The presence of Islamic State (IS, formerly ISIS/ISIL) in Iraq will be completely eradicated in 2016, Haider al-Abadi, Iraq’s prime minister, said in a TV address dedicated to the capture of the city of Ramadi by government forces.
"2016 will be the year of the big and final victory, when Daesh’s (Arabic acronym for Islamic State) presence in Iraq will be terminated,” al-Abadi is cited as saying by Reuters.
Earlier on Monday, the Iraqi forces announced that they had dislodged IS militants from the center of the city of Ramadi, the capital of Anbar province in the Euphrates River valley about 110 kilometers west of Baghdad.
It was the government’s first major military success against the jihadists, who gained control of a third of the country’s territory after a massive offensive in 2014.

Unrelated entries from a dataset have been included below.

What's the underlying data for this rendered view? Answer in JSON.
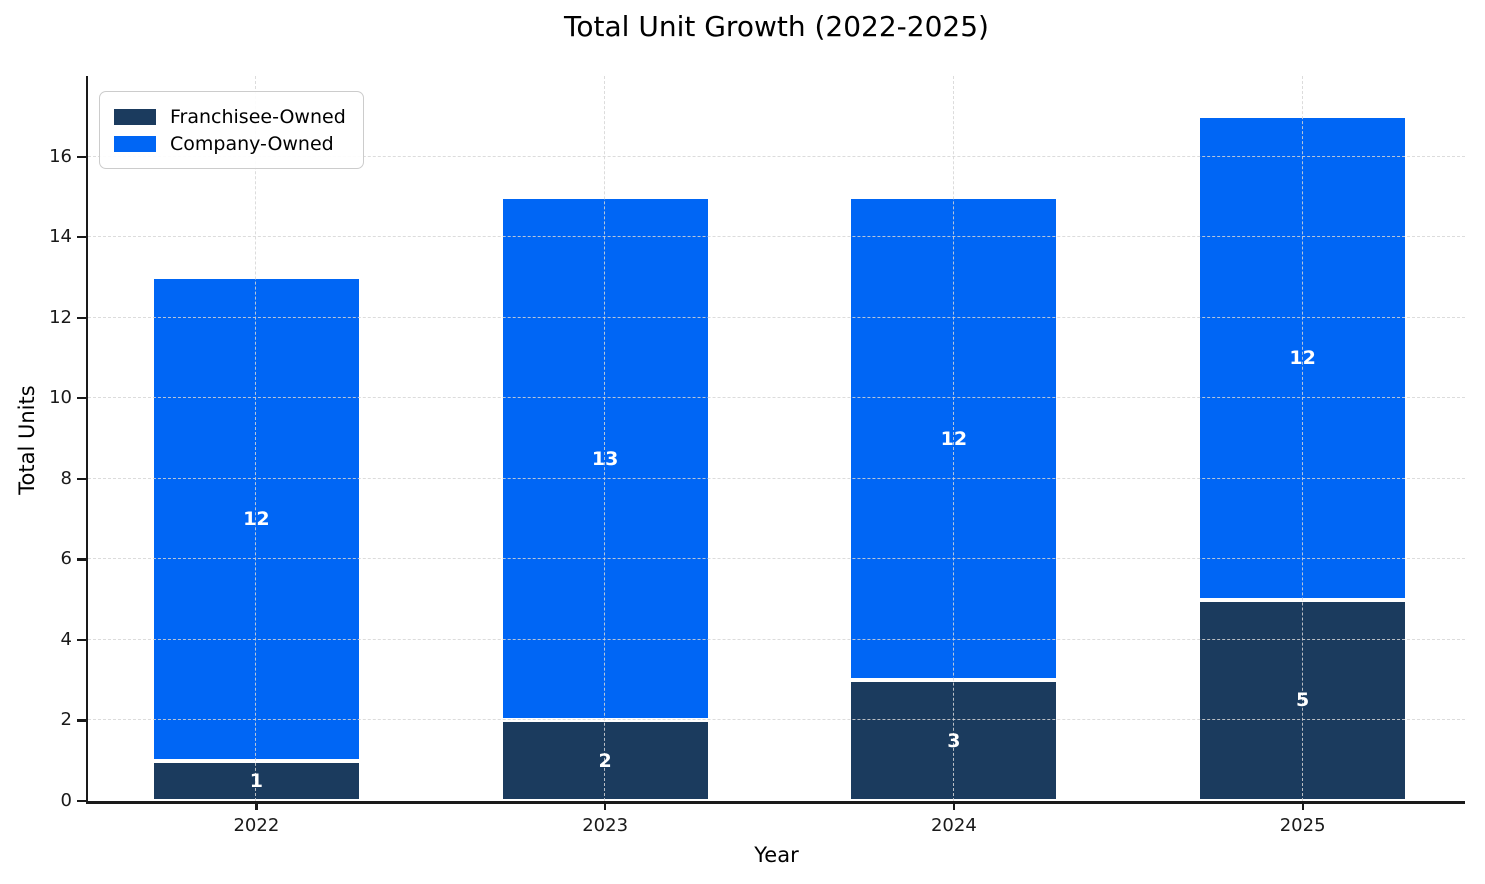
{
  "chart_data": {
    "type": "bar",
    "stacked": true,
    "title": "Total Unit Growth (2022-2025)",
    "xlabel": "Year",
    "ylabel": "Total Units",
    "categories": [
      "2022",
      "2023",
      "2024",
      "2025"
    ],
    "series": [
      {
        "name": "Franchisee-Owned",
        "color": "#1B3B5E",
        "values": [
          1,
          2,
          3,
          5
        ]
      },
      {
        "name": "Company-Owned",
        "color": "#0066F5",
        "values": [
          12,
          13,
          12,
          12
        ]
      }
    ],
    "ylim": [
      0,
      18
    ],
    "yticks": [
      0,
      2,
      4,
      6,
      8,
      10,
      12,
      14,
      16
    ],
    "grid": "dashed, both axes, drawn over bars",
    "legend_position": "upper left",
    "bar_label_color": "#ffffff",
    "bar_edge_color": "#ffffff"
  }
}
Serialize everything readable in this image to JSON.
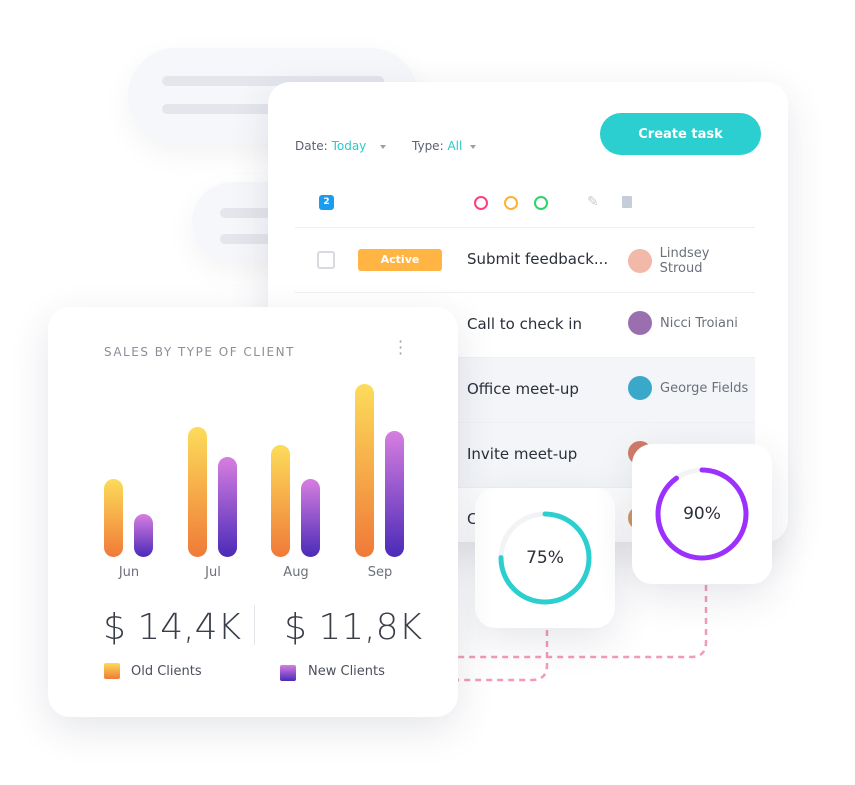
{
  "task_panel": {
    "date_label": "Date:",
    "date_value": "Today",
    "type_label": "Type:",
    "type_value": "All",
    "create_button": "Create task",
    "selected_count": "2",
    "status_colors": [
      "#ff3d7f",
      "#ffb030",
      "#2bd46a"
    ],
    "rows": [
      {
        "status": "Active",
        "task": "Submit feedback...",
        "person": "Lindsey Stroud",
        "avatar_color": "#f2b8a8"
      },
      {
        "task": "Call to check in",
        "person": "Nicci Troiani",
        "avatar_color": "#9a6fb0"
      },
      {
        "task": "Office meet-up",
        "person": "George Fields",
        "avatar_color": "#3aa8c8"
      },
      {
        "task": "Invite meet-up",
        "person": "",
        "avatar_color": "#d07a6a"
      },
      {
        "task": "C",
        "person": "",
        "avatar_color": "#d09a6a"
      }
    ]
  },
  "gauges": [
    {
      "label": "75%",
      "value": 75,
      "color": "#2bcfcf"
    },
    {
      "label": "90%",
      "value": 90,
      "color": "#9b30ff"
    }
  ],
  "chart_data": {
    "type": "bar",
    "title": "SALES BY TYPE OF CLIENT",
    "categories": [
      "Jun",
      "Jul",
      "Aug",
      "Sep"
    ],
    "series": [
      {
        "name": "Old Clients",
        "values": [
          45,
          75,
          65,
          100
        ]
      },
      {
        "name": "New Clients",
        "values": [
          25,
          58,
          45,
          73
        ]
      }
    ],
    "ylim": [
      0,
      100
    ],
    "grid": false,
    "legend": "bottom"
  },
  "sales": {
    "old_total": "$ 14,4K",
    "new_total": "$ 11,8K",
    "old_label": "Old Clients",
    "new_label": "New Clients"
  }
}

According to the PM, the next target will be Mosul, which is the largest IS-held city in northern Iraq.
“We are coming to liberate Mosul and it will be the fatal and final blow to Daesh,” he stressed.
A small Iraqi flag was raised over the main government complex in Ramadi to mark the victory.
“Yes, the city of Ramadi has been liberated,” Brigadier General Yahya Rasool, joint operations spokesman, said.
The spokesman for the US-led coalition against IS, Colonel Steve Warren, said that “the clearance of the government center is a significant accomplishment and is the result of many months of hard work.”
Warren noted that the victory would have been impossible without the airstrikes, training, and equipment provided for Iraq’s forces by the coalition.
READ MORE: Iraqi troops ‘close to recapturing’ Ramadi from ISIS
“The most important thing is to secure it (Ramadi) because Daesh can bounce back,” Hoshiyar Zebari, Iraq’s finance minister, told Reuters.
The Iraqi government, led by a Shia prime minister al-Abadi, said Ramadi would be handed over to local police and a Sunni tribal forces after it is fully secured. Anbar is a mostly Sunni province.
The authorities hope the move will persuade local Sunnis to resists Islamic State militants.